霍桑從衣袋中拿出電筒使光照在牆上,一會說道:「這是用焦木炭寫的,看來腕力很弱。」
守根說:「字體很怪,不常見到,因為匆忙留下,當然講不到功夫了。」
霍桑沒有說什麼,從後面床邊走出來,對守根說道:「好了,現在讓我驗一驗他的腳印。」
守根拿燈照著地面,腳印不太多,從靠近床的箱櫃起,可以清楚看到出入的腳印,腳印前掌寬闊,十分鮮明,後跟見得狹窄一點,比較模糊。霍桑拿出紙筆,照樣子描繪下來,同時用手測度兩腳印間的距離。
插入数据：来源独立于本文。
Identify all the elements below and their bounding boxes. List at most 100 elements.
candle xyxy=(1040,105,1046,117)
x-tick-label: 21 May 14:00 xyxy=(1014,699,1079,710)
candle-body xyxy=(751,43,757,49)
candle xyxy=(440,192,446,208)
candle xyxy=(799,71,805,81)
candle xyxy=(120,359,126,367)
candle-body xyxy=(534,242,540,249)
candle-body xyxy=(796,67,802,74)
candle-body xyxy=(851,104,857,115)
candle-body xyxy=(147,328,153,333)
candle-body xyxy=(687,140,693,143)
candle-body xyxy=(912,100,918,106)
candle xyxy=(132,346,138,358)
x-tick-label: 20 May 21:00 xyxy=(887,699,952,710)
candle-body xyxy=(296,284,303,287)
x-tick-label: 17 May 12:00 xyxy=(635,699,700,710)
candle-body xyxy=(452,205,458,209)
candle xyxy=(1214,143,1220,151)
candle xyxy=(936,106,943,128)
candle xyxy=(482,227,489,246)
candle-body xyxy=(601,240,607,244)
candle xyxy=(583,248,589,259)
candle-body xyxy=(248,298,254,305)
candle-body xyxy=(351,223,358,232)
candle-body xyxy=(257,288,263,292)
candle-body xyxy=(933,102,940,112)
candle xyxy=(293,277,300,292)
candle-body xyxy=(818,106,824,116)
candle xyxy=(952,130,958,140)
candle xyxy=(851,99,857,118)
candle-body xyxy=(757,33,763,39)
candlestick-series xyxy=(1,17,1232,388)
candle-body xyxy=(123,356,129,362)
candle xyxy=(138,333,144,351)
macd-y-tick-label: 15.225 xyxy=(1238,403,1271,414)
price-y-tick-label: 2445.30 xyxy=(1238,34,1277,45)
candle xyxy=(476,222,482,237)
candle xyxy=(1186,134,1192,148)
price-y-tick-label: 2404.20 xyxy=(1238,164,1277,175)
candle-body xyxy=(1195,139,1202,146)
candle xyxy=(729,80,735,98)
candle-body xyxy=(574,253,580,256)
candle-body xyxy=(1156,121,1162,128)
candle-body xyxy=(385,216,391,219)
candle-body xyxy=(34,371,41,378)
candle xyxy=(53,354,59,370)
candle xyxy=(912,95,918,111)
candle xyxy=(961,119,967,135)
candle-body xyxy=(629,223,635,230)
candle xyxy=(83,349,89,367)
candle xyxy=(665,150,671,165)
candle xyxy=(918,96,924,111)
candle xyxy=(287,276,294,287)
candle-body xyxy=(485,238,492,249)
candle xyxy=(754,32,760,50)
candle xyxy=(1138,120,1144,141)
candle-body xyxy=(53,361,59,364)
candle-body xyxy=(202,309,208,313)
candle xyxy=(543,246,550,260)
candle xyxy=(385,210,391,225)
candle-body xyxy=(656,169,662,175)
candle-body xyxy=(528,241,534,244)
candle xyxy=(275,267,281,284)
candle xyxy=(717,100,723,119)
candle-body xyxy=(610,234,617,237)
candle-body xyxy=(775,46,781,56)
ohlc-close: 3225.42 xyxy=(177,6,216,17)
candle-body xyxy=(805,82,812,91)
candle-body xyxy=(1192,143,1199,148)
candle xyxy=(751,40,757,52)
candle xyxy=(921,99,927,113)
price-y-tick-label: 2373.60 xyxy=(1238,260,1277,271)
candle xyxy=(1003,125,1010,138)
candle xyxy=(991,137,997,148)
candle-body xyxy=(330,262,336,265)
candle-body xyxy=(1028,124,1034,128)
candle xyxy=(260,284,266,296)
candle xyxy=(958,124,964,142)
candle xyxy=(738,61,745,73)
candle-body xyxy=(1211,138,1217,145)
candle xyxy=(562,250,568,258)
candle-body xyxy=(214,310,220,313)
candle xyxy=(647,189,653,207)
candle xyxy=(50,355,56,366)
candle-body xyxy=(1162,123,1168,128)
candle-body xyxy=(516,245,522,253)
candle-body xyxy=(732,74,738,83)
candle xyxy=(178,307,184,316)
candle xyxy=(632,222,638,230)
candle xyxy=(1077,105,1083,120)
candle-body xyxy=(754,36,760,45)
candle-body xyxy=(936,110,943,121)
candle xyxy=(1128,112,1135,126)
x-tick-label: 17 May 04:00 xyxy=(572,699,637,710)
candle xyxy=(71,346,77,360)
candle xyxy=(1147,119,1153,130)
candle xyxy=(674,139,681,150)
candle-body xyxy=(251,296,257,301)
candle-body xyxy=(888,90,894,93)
霍桑慢慢地說道:「腳印長六寸,象是新式皮底緞面鞋子印出來的,而且看得出已經磨損。從腳印上測度,這個人矮小。最近久旱不雨,但是腳印卻象剛下雨後留下的,奇怪!」
我完全同意他的說法,地面乾燥而能留下如此的腳印,叫人有點丈二和尚摸不著頭腦。守根提著燈在前面走,霍桑彎腰曲背跟在後面循著腳印走到門邊。距離正門約二丈,方向朝東。如果從正門進來,一抬頭就看見箱子,右面是床,左邊有玻璃窗。牆上懸掛著兩張相片,一張是孫守根,另一張是一位少婦,衣服美麗,相貌端正佼好,年紀大約二十六七歲,窗前有一隻桌子,上面堆滿了紙墨書籍。霍桑大約看了一眼,就拔掉門閂把門打開。
霍桑問道:「這扇門昨夜上閂嗎?」
守根說:「沒有上閂,因為內人等我夜歸。」
霍桑沒有接話,跟著足印走出去。腳印經過庭院直到走廊下面的門邊。
霍桑再檢查這扇門,說道:「門上有挖撬的痕跡,但門栓並不堅牢,很容易被撬開。」
穿過門,就是後花園,門外還有一間小屋子。
霍桑立定問道:「這小屋子有人住嗎?」
守根說:「本來是花匠馮二住,最近空著。」
「園丁住到別的地方去了嗎?」
「不是,因為馮二愛賭,我屢次動戒,他不肯改過,所以我辭歇了他。這是兩星期前的事。」
霍桑揚揚眉毛問:「這個馮二識字嗎?」
守根說:「識字的。住宅里所有的僕役,除徐媽,大家多少都認識一些字。」
霍桑再往前走,一邊用電筒照地,跟著腳印直到後門。現在腳印一深一淺間隔著,看得十分清楚。進去的腳印深,出來的腳印淺,彎彎曲曲直到後面。後面的大門好象是重新翻建的,不是舊式門,所以上面裝了西式的門鎖。門很厚重結實,深紅色,門後有一塊大石頭,估計重約一百斤開外,知道是用來堵住大門的。
霍桑詫異地說:「我看這扇門的鎖十分牢固,一定是被尖錐子撬壞。門後的大石頭已被移動了六七寸。看形狀是強盜打壞了門鎖,再用力推門,門後的石塊才能移動,這可不太容易,只有大力士才能做得到。門上的鑰匙一共有幾把?」
守根答道:「只有一把,我獨自管理。」
守根說完,把鑰匙拿出來,霍桑點頭,伸手開門。由於石頭壓住門,只能拉開六七寸,僅容一個人側身走出去。我們擠身出去,外面野草叢生,腳印也十分紊亂。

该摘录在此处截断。